BACKGROUND: Accurate preoperative localisation of the parathyroid adenoma is essential to achieve a minimally invasive parathyroidectomy. The purpose of this study was to validate and improve our single-isotope dual-phase parathyroid imaging protocol utilising 99mTechnetium-Sestamibi ([99mTc]MIBI). There has been no accepted gold standard evidence-based protocol regarding timing of single-photon emission computed tomography/computed tomography (SPECT/CT) acquisition in parathyroid imaging with resultant variation between centres. We sought to determine the optimum timing of SPECT/CT post administration of [99mTc]MIBI in the identification of parathyroid adenomas. We aimed to evaluate the efficacy of early and late SPECT/CT and to establish whether SPECT/CT demonstrates increased sensitivity over planar imaging.

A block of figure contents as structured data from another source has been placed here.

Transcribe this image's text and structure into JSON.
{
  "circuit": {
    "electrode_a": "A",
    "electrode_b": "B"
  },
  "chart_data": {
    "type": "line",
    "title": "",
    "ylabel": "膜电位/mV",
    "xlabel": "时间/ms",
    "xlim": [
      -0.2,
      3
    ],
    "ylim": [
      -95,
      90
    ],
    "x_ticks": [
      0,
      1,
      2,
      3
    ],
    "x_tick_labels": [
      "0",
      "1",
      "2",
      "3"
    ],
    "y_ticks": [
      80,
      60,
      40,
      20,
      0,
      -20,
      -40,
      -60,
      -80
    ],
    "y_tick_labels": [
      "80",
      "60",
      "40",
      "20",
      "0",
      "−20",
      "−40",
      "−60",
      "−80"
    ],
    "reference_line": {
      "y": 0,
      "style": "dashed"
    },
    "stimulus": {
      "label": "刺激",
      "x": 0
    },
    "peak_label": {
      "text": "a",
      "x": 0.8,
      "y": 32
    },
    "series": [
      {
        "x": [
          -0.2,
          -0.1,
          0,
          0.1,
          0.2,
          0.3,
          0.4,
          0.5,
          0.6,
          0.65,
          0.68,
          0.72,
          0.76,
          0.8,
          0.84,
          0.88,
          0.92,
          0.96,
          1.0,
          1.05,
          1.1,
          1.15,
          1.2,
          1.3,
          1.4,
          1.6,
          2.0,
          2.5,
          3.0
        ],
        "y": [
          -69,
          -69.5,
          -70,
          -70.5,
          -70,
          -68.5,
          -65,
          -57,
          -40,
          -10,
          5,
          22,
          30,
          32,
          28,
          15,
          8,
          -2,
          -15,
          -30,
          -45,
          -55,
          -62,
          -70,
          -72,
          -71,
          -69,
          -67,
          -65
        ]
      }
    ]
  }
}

MATERIAL AND METHODS: A sample of 36 patients with primary hyperparathyroidism underwent planar and SPECT/CT acquisition 15 minutes (early) and two hours (late) post [99mTc]MIBI administration. Two radionuclide radiologists reviewed the images and Fisher's exact Chi-squared statistic was used to evaluate the diagnostic performances of early versus late SPECT/CT acquisition and SPECT/CT versus planar imaging.

RESULTS: Twenty-one likely parathyroid adenomas were identified with a statistically superior diagnosis rate in the late SPECT/CT acquisition compared with both early SPECT/CT and planar imaging (p < 0.05). All adenomas diagnosed on early SPECT/CT acquisition were also identified on late SPECT/CT images.

CONCLUSIONS: Single late phase SPECT/CT is significantly superior to early SPECT/CT in the identification of parathyroid adenomas. Late SPECT/CT improves diagnostic accuracy over planar acquisition. Imaging protocols should be revised to include late SPECT/CT acquisition. Early SPECT/CT acquisition can be eliminated from scan protocols with associated implications regarding reduced scan time and increased patient throughput.